‘Brain-boosting’ supplements may contain unapproved drugs, study says


Some “brain boosting” supplements may contain drugs not approved by the Food and Drug Administration in potentially dangerous combinations and doses, a study published Wednesday finds.

Among the supplements billed as “nootropics” or “smart drugs” — which promise improvements in mental focus and memory — are some that contain not only the unapproved drugs included on the label, but also unapproved pharmaceuticals that aren’t even listed, according to the study published in Neurology Clinical Practice.

The pills, experts say, may therefore be risky to take.

“We don’t know how these drugs will affect human health,” said the study’s lead author, Dr. Pieter Cohen, an associate professor at the Harvard School of Medicine and a general internist at Cambridge Health Alliance. “In some cases, there is a mixture of drugs combined in the same product that have never been tested together.”

The specific compounds the researchers focused on are approved in other countries, though not in the United States, Cohen said. But the doses on some of the labels were three times higher than what is recommended in those countries. And testing showed that the doses in some cases were even higher than what was listed on the label, he said.

“The thing about every compound, regardless of where it comes from, is that too much can kill you,” he said. “Even caffeine, one of the safest compounds, can kill you if the dose is high enough.”

To take a closer look at supplements touting improvements to cognition, Cohen and his colleagues searched two databases, the National Institute of Health’s (NIH) Dietary Supplement Label Database and the Natural Medicines Database for products listing four unapproved drugs as ingredients: omberacetam (also known as Noopept), aniracetam, oxiracetam or phenylpiracetam.

The search by Cohen and his colleagues turned up 10 supplements, which the researchers bought and tested using a technique called mass spectroscopy. Some contained not only one or more of the four unapproved drugs, but also several other unapproved pharmaceuticals that weren’t listed on the products’ labels, meaning people taking the supplements would have no way of knowing what they were putting in their bodies.

One of those unlisted pharmaceuticals, picamilon, is a drug that is approved in other countries to block seizures, Cohen said. Another, phenibut, is approved in Russia and is also an antiseizure medication. This drug, Cohen added, is known to be addictive.

Cohen didn’t disclose the names of the supplements he and his colleagues scrutinized.

Unlike pharmaceuticals, supplements aren’t strictly regulated by the FDA.

While pharmaceutical companies must prove to the FDA that newly developed drugs are safe and effective for their intended use before they are marketed to consumers, current laws do not require the same for supplements. The FDA may take action against a supplement maker after a product is on the market if it is mislabeled or contains unapproved drugs.

The new study adds to the list of supplement categories that have been shown to contain actual drugs, said Dr. Melinda Ring, executive director of the Osher Center for Integrative Medicine at Northwestern University’s Feinberg School of Medicine.
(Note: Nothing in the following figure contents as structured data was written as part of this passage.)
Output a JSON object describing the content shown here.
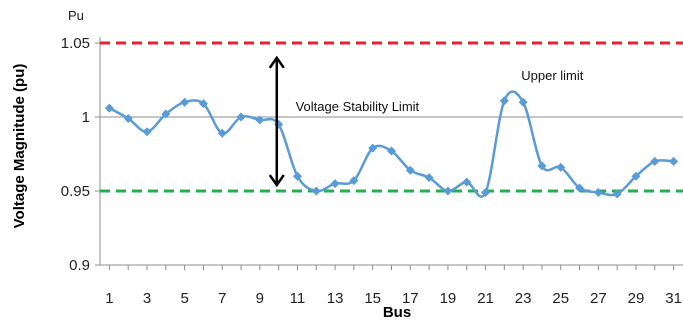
{
  "chart_data": {
    "type": "line",
    "title": "",
    "xlabel": "Bus",
    "ylabel": "Voltage Magnitude (pu)",
    "y_unit_label": "Pu",
    "ylim": [
      0.9,
      1.05
    ],
    "xlim": [
      0.5,
      31.5
    ],
    "y_ticks": [
      0.9,
      0.95,
      1,
      1.05
    ],
    "y_tick_labels": [
      "0.9",
      "0.95",
      "1",
      "1.05"
    ],
    "x_ticks": [
      1,
      3,
      5,
      7,
      9,
      11,
      13,
      15,
      17,
      19,
      21,
      23,
      25,
      27,
      29,
      31
    ],
    "x_tick_labels": [
      "1",
      "3",
      "5",
      "7",
      "9",
      "11",
      "13",
      "15",
      "17",
      "19",
      "21",
      "23",
      "25",
      "27",
      "29",
      "31"
    ],
    "grid": false,
    "legend": "none",
    "series": [
      {
        "color": "#5b9bd5",
        "marker": "diamond",
        "smooth": true,
        "x": [
          1,
          2,
          3,
          4,
          5,
          6,
          7,
          8,
          9,
          10,
          11,
          12,
          13,
          14,
          15,
          16,
          17,
          18,
          19,
          20,
          21,
          22,
          23,
          24,
          25,
          26,
          27,
          28,
          29,
          30,
          31
        ],
        "values": [
          1.006,
          0.999,
          0.99,
          1.002,
          1.01,
          1.009,
          0.989,
          1.0,
          0.998,
          0.995,
          0.96,
          0.95,
          0.955,
          0.957,
          0.979,
          0.977,
          0.964,
          0.959,
          0.95,
          0.956,
          0.949,
          1.011,
          1.01,
          0.967,
          0.966,
          0.952,
          0.949,
          0.948,
          0.96,
          0.97,
          0.97
        ]
      }
    ],
    "reference_lines": [
      {
        "y": 1.05,
        "color": "#e8232a",
        "style": "dashed"
      },
      {
        "y": 1.0,
        "color": "#8c8c8c",
        "style": "solid"
      },
      {
        "y": 0.95,
        "color": "#22b14c",
        "style": "dashed"
      }
    ],
    "arrow": {
      "x": 9.9,
      "y_from": 1.04,
      "y_to": 0.954,
      "color": "#000000"
    },
    "annotations": [
      {
        "text": "Voltage Stability Limit",
        "x": 10.9,
        "y": 1.004
      },
      {
        "text": "Upper limit",
        "x": 22.9,
        "y": 1.025
      }
    ]
  }
}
Earlier studies turned up three categories of supplements — those for sex enhancement, body building and weight loss — that were most likely to be contaminated by actual drugs, she said.

“This adds cognitive enhancement, brain boost, to the list,” Ring said. “People considering them, as well as health professionals if they know a patient is taking them, should be cautious.”

The study underscores “the importance of working with a health professional who can help guide the patient to reputable supplements rather than patients trying to do this on their own, particularly when it comes to supplements in this category,” she said. “Just because these ‘smart drugs’ are in a natural product doesn’t mean there is no risk. The compounds can have adverse effects.”